Less buck for the bang

1/18/2004

The value of the U.S. dollar against European currencies is currently in something approximating free fall. In the short term that phenomenon does not have much immediate effect on Americans' standard of living, as long as they don't venture overseas.

The real problem, however, is that the dollar's decline as the international currency of choice reflects an overall assessment by the global economy that the United States is currently being governed badly from a fiscal point of view, and that its government is not worthy of the confidence that the market suggests in the U.S. economy when it buys dollar-denominated bonds and invests here.

It currently costs $1.27 to buy a euro; in the first year of the Bush Administration it was at 85 cents; the dollar fell 16.5 percent against the euro during 2003 alone. A British pound costs $1.82 now; in 2001 it was at $1.37.

The lower value of the dollar reflects supply and demand. European, Japanese, and Chinese investors do not want to buy or hold dollars. Foreign investors are thus no longer pouring their previous $1.5 billion a day into the U.S. economy. Instead, they are buying bonds in euros and investing in China and a reviving Japanese economy. They consider the U.S. stock market to be overvalued.

On the street level, the formerly ubiquitous $100 bill is less and less the basic black market currency, taking away the float the United States has enjoyed for years from its use in the informal economy.

From the point of view of American companies, a cheaper dollar makes U.S. exports cheaper and thus more competitive. This would be considered a positive factor except that the global economy is now so intertwined that it is less useful than it used to be.

Furthermore, on the negative side, American consumers' appetite for imports has not slackened even as the prices of those imports have risen because of the lower value of the dollar.

What lies behind foreign investors' lessened confidence in the formerly almighty dollar?

The fact of the matter is that, in spite of the rising stock market and the economic recovery, in the eyes of the world the U.S. economy has serious problems.

First among these is the $500 billion budget deficit projected for this year, uncovered because of President Bush's tax cuts. Budget deficits lead to inflation, which is, in effect, devaluation of a country's currency. A devalued currency is definitely not an attractive parking place for money.

Federal Reserve Chairman Alan Greenspan is keeping the benchmark short-term interest rate at a low 1 percent to prevent that very inflation. The side effect of low interest rates, of course, is that the United States thus becomes less attractive as a market for foreign investors.

When will the dollar go back up? The short answer is when foreign investors' confidence in the U.S. economy goes back up and they want to hold dollars again, as opposed to euros, pounds, or Swiss francs. That will occur when they assess that the basic problems of the U.S. economy are being addressed.

Job levels are key to an assessment of the basic health of the U.S. economy. Gross domestic product turns largely on consumer spending. The equity was squeezed out of Americans' homes last year so that can no longer fund consumption. The jobless don't buy.

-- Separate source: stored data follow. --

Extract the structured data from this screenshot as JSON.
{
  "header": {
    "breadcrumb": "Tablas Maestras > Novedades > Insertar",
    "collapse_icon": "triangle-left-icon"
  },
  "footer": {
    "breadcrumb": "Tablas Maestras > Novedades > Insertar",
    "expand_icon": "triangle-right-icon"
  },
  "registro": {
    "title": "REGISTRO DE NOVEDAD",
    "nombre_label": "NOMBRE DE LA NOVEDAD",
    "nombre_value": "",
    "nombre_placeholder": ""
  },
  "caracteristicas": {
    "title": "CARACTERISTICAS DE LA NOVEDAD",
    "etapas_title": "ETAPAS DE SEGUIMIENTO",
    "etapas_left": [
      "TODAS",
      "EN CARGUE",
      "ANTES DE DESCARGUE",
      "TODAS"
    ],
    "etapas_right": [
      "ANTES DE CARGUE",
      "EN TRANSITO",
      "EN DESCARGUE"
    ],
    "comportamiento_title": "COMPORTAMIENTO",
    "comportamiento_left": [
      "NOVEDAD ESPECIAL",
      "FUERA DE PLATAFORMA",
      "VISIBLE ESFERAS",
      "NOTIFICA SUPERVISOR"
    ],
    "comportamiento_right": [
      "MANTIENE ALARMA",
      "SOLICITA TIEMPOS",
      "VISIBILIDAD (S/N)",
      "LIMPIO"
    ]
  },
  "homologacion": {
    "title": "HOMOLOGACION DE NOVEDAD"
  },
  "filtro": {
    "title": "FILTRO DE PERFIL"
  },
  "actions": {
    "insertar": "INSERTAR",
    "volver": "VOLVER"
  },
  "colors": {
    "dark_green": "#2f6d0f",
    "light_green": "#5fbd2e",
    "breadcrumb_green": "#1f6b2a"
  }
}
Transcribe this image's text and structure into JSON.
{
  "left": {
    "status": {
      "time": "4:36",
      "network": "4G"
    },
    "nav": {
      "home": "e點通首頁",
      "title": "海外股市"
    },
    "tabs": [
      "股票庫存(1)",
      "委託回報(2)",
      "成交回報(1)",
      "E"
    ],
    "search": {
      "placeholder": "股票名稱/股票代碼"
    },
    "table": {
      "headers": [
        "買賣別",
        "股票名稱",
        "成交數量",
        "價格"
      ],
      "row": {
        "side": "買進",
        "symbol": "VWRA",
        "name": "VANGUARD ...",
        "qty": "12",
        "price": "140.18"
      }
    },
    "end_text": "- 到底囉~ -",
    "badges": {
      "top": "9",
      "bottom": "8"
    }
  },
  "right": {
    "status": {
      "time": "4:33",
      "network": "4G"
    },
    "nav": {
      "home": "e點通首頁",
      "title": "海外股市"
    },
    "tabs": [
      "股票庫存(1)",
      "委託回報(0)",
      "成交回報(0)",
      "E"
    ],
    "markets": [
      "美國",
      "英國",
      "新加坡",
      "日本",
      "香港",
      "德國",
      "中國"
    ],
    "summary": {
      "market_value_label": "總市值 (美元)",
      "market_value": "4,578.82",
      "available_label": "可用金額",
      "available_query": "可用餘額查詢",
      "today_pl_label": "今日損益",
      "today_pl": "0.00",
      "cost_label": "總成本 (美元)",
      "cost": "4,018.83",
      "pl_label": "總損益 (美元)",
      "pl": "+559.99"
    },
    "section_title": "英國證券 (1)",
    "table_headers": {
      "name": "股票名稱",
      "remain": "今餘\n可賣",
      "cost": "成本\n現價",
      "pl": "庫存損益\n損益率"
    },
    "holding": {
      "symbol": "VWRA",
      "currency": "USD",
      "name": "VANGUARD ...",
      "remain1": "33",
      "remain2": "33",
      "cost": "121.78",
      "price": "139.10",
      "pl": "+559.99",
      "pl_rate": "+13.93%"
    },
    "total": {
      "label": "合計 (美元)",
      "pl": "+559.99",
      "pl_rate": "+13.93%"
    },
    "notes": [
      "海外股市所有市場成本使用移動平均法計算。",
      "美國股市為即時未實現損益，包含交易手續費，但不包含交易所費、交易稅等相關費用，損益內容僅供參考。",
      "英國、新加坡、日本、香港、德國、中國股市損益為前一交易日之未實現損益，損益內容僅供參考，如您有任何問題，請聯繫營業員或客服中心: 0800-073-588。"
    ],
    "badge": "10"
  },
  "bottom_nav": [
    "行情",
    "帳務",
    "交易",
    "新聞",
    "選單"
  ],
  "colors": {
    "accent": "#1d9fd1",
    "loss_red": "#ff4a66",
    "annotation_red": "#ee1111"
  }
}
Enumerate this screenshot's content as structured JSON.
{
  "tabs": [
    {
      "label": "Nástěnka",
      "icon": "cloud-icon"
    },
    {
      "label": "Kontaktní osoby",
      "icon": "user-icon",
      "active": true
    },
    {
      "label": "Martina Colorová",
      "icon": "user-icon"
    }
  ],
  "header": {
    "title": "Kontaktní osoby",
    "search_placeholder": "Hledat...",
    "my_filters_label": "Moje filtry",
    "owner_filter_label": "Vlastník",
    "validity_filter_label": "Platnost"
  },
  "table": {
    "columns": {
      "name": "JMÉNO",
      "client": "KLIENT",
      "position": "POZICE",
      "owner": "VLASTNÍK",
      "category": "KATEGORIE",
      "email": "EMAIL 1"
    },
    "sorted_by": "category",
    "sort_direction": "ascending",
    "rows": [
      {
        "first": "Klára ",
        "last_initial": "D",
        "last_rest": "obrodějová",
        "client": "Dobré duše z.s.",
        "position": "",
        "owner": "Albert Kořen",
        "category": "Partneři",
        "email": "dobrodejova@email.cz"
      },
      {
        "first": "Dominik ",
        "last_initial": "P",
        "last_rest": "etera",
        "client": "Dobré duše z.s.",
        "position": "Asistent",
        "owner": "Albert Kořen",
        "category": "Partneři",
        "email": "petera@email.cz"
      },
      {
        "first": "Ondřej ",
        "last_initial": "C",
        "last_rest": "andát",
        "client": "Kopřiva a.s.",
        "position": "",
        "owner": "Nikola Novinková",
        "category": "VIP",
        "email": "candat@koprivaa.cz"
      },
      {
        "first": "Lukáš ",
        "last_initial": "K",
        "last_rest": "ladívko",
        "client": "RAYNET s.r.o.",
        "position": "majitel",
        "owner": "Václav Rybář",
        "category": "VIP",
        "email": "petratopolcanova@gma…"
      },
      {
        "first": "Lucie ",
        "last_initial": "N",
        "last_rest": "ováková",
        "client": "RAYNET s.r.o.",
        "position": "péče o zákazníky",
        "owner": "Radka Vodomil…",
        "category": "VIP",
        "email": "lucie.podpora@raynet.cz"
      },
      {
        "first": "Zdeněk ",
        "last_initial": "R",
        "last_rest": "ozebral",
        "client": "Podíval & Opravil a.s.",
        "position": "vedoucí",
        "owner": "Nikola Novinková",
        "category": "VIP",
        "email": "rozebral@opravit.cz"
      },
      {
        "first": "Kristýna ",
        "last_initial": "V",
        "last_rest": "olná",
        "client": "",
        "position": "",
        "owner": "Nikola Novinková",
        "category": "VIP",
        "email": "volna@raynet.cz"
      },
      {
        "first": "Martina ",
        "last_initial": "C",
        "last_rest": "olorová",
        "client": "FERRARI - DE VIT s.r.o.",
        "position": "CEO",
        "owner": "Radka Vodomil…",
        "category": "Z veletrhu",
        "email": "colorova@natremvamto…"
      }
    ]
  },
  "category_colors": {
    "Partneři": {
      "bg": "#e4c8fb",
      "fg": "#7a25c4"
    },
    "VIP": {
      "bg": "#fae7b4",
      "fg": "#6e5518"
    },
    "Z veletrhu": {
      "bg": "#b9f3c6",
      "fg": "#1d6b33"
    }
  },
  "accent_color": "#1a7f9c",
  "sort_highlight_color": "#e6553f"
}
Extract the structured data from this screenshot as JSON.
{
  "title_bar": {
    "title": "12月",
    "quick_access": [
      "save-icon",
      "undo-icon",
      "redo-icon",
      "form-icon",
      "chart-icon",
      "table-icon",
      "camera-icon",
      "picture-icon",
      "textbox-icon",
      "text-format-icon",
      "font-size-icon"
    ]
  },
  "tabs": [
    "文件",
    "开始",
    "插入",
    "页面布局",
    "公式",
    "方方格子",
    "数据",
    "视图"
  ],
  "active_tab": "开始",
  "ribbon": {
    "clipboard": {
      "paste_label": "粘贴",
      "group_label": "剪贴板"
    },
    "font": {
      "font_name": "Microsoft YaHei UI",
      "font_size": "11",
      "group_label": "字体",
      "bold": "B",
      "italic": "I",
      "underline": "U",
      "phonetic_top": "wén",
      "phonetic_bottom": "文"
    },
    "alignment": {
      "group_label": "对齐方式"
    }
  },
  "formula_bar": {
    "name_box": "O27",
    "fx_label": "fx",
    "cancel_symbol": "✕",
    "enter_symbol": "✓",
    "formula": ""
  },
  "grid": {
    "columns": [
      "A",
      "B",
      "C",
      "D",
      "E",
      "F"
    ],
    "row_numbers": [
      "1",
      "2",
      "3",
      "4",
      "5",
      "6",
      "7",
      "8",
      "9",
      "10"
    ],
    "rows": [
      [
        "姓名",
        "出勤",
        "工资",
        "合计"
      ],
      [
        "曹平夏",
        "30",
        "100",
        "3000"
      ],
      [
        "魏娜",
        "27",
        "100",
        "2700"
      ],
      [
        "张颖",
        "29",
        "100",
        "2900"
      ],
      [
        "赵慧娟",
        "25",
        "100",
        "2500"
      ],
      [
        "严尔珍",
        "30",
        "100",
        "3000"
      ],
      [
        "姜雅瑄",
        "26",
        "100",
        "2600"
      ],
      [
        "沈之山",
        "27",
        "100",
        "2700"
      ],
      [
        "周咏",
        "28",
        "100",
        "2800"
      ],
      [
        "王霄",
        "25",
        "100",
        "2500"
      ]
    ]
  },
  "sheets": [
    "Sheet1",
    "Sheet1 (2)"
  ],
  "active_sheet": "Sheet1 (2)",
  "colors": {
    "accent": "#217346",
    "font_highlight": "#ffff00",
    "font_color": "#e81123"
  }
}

No easy fix is available to this tangled problem for the Bush Administration or anyone else. Cutting government domestic spending to pay for the war probably doesn't help much either, with its impact on employment, although defense spending does put money into the economy, creating and maintaining jobs.

In the meantime, imported goods will cost more and Americans traveling abroad will take a licking when they go to an ATM or a bank there. All we can do for now is live with it.

Or we can do what the old advertising campaign said and "See America First."